Executive Summary: Multi-Sig Wallets

Multi-signature wallets are software databases that require multiple signatures (keys) to access.  Though it can be helpful to imagine them as physical wallets, vaults, or safes (and several of them use similar names), multi-signature wallets are software databases—functionality, security, and reliability depend on their underlying code.

Multi-signature wallets can have any number of potential keys associated with it, though some software impose a maximum limit.  These keys may be passwords, passphrases, codes, fingerprints or other biometric keys, hardware keys, or an authenticating application on a phone or computer.  Multi-signature wallets often include a feature during setup to specify whether all keys or only some predetermined number of keys will be required to access the wallet (referred to as a key ceremony).  The latter is referred to as “m of n”, meaning that out of n total keys, at least m are required to access the wallet.  Some multi-signature wallets may require a combination of both approaches.

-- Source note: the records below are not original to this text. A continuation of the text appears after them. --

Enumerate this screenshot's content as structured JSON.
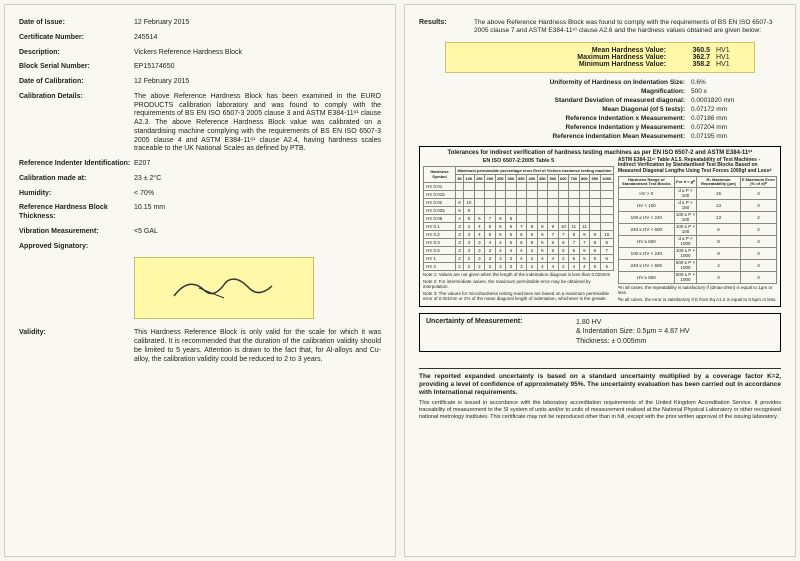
{
  "left": {
    "date_issue_label": "Date of Issue:",
    "date_issue": "12 February 2015",
    "cert_no_label": "Certificate Number:",
    "cert_no": "245514",
    "desc_label": "Description:",
    "desc": "Vickers Reference Hardness Block",
    "serial_label": "Block Serial Number:",
    "serial": "EP15174650",
    "date_cal_label": "Date of Calibration:",
    "date_cal": "12 February 2015",
    "cal_details_label": "Calibration Details:",
    "cal_details": "The above Reference Hardness Block has been examined in the EURO PRODUCTS calibration laboratory and was found to comply with the requirements of BS EN ISO 6507-3 2005 clause 3 and ASTM E384-11ᵉ¹ clause A2.3. The above Reference Hardness Block value was calibrated on a standardising machine complying with the requirements of BS EN ISO 6507-3 2005 clause 4 and ASTM E384-11ᵉ¹ clause A2.4, having hardness scales traceable to the UK National Scales as defined by PTB.",
    "indenter_label": "Reference Indenter Identification:",
    "indenter": "E207",
    "cal_at_label": "Calibration made at:",
    "cal_at": "23 ± 2°C",
    "humidity_label": "Humidity:",
    "humidity": "< 70%",
    "thickness_label": "Reference Hardness Block Thickness:",
    "thickness": "10.15 mm",
    "vib_label": "Vibration Measurement:",
    "vib": "<5 GAL",
    "sig_label": "Approved Signatory:",
    "validity_label": "Validity:",
    "validity": "This Hardness Reference Block is only valid for the scale for which it was calibrated. It is recommended that the duration of the calibration validity should be limited to 5 years. Attention is drawn to the fact that, for Al-alloys and Cu-alloy, the calibration validity could be reduced to 2 to 3 years."
  },
  "right": {
    "results_label": "Results:",
    "results_text": "The above Reference Hardness Block was found to comply with the requirements of BS EN ISO 6507-3 2005 clause 7 and ASTM E384-11ᵉ¹ clause A2.6 and the hardness values obtained are given below:",
    "mean_label": "Mean Hardness Value:",
    "mean_val": "360.5",
    "mean_unit": "HV1",
    "max_label": "Maximum Hardness Value:",
    "max_val": "362.7",
    "max_unit": "HV1",
    "min_label": "Minimum Hardness Value:",
    "min_val": "358.2",
    "min_unit": "HV1",
    "uniformity_label": "Uniformity of Hardness on Indentation Size:",
    "uniformity": "0.6%",
    "mag_label": "Magnification:",
    "mag": "500 x",
    "sd_label": "Standard Deviation of measured diagonal:",
    "sd": "0.0001820 mm",
    "meandiag_label": "Mean Diagonal (of 5 tests):",
    "meandiag": "0.07172 mm",
    "refx_label": "Reference Indentation x Measurement:",
    "refx": "0.07186 mm",
    "refy_label": "Reference Indentation y Measurement:",
    "refy": "0.07204 mm",
    "refmean_label": "Reference Indentation Mean Measurement:",
    "refmean": "0.07195 mm",
    "tol_title": "Tolerances for indirect verification of hardness testing machines as per EN ISO 6507-2 and ASTM E384-11ᵉ¹",
    "iso_title": "EN ISO 6507-2:2005 Table 5",
    "astm_title": "ASTM E384-11ᵉ¹ Table A1.5. Repeatability of Test Machines - Indirect Verification by Standardised Test Blocks Based on Measured Diagonal Lengths Using Test Forces 1000gf and Lessᴬ",
    "iso_header_top": "Maximum permissible percentage error Erel of Vickers hardness testing machine",
    "iso_symbol_head": "Hardness Symbol",
    "iso_rows": [
      "HV 0.01",
      "HV 0.015",
      "HV 0.02",
      "HV 0.025",
      "HV 0.05",
      "HV 0.1",
      "HV 0.2",
      "HV 0.3",
      "HV 0.5",
      "HV 1",
      "HV 2"
    ],
    "iso_cols": [
      "50",
      "100",
      "150",
      "200",
      "250",
      "300",
      "350",
      "400",
      "450",
      "500",
      "600",
      "700",
      "800",
      "900",
      "1000"
    ],
    "iso_note1": "Note 1: Values are not given when the length of the indentation diagonal is less than 0.020mm",
    "iso_note2": "Note 2: For intermediate values, the maximum permissible error may be obtained by interpolation.",
    "iso_note3": "Note 3: The values for microhardness testing machines are based on a maximum permissible error of 0.001mm or 2% of the mean diagonal length of indentation, whichever is the greater.",
    "astm_header": [
      "Hardness Range of Standardised Test Blocks",
      "For d < gᴮ",
      "R₁ Maximum Repeatability (μm)",
      "E Maximum Error (% of d)ᴮ"
    ],
    "astm_rows": [
      [
        "HV > 0",
        "d ≤ P × 100",
        "15",
        "3"
      ],
      [
        "HV < 100",
        "d ≤ P × 150",
        "13",
        "3"
      ],
      [
        "100 ≤ HV < 240",
        "100 ≤ P × 100",
        "13",
        "2"
      ],
      [
        "240 ≤ HV < 600",
        "100 ≤ P × 100",
        "5",
        "2"
      ],
      [
        "HV ≥ 600",
        "d ≤ P × 1000",
        "8",
        "3"
      ],
      [
        "100 ≤ HV < 240",
        "100 ≤ P × 1000",
        "9",
        "3"
      ],
      [
        "240 ≤ HV < 600",
        "500 ≤ P × 1000",
        "4",
        "3"
      ],
      [
        "HV ≥ 600",
        "500 ≤ P × 1000",
        "3",
        "3"
      ]
    ],
    "astm_footA": "ᴬIn all cases, the repeatability is satisfactory if (dmax-dmin) is equal to 1μm or less.",
    "astm_footB": "ᴮIn all cases, the error is satisfactory if E from Eq A1.2 is equal to 0.5μm or less.",
    "uom_label": "Uncertainty of Measurement:",
    "uom_line1": "1.80 HV",
    "uom_line2": "& Indentation Size: 0.5μm = 4.87 HV",
    "uom_line3": "Thickness: ± 0.005mm",
    "footer_bold": "The reported expanded uncertainty is based on a standard uncertainty multiplied by a coverage factor K=2, providing a level of confidence of approximately 95%. The uncertainty evaluation has been carried out in accordance with International requirements.",
    "footer_small": "This certificate is issued in accordance with the laboratory accreditation requirements of the United Kingdom Accreditation Service. It provides traceability of measurement to the SI system of units and/or to units of measurement realised at the National Physical Laboratory or other recognised national metrology institutes. This certificate may not be reproduced other than in full, except with the prior written approval of the issuing laboratory."
  },
  "colors": {
    "highlight": "#fff8a8",
    "page_bg": "#faf8f2",
    "border": "#000000"
  }
}
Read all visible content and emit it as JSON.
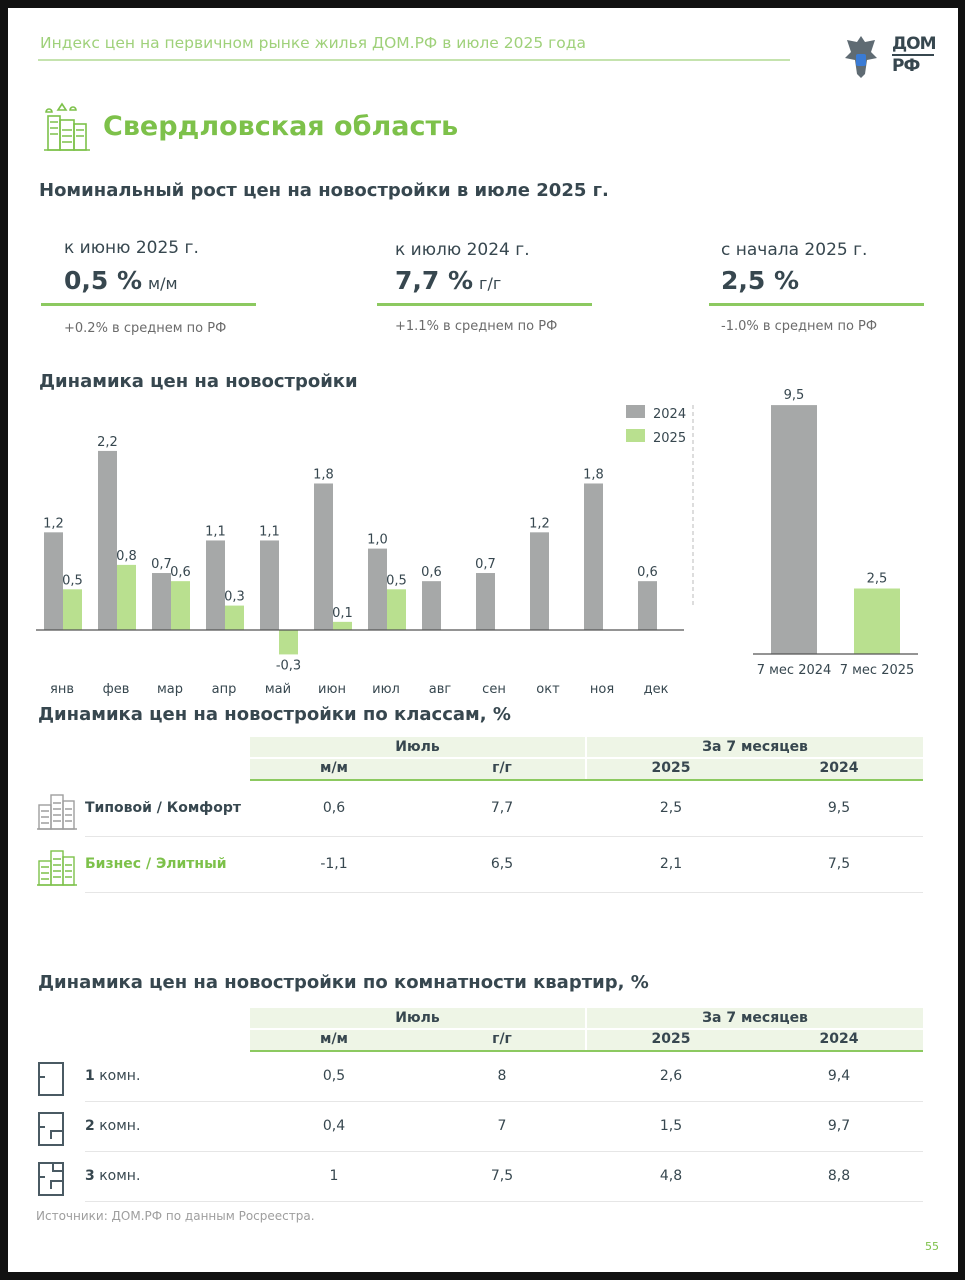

The software code determines how the keys are used.  Keys can be matched against a stored record (similar to how hosts confirm passwords) or keys can be used to encrypt/decrypt the database.  There are several ways to use multiple keys for encryption/decryption.  One method uses the keys to construct a master private key that can decrypt the database directly.  Other methods include dividing the database into fragments for each key to decrypt or using each key in succession to decrypt the database.  Once decrypted, the code determines whether anyone with a key can access the database or whether only particular individuals can.

Multi-signature wallets can reduce fraud by requiring multiple parties to effectively approve access, and can reduce key person risk inherent in wallets where only one person holds the key(s) required to access it.  Some also include monitoring and logging features that record when and how a multi-signature wallet is accessed.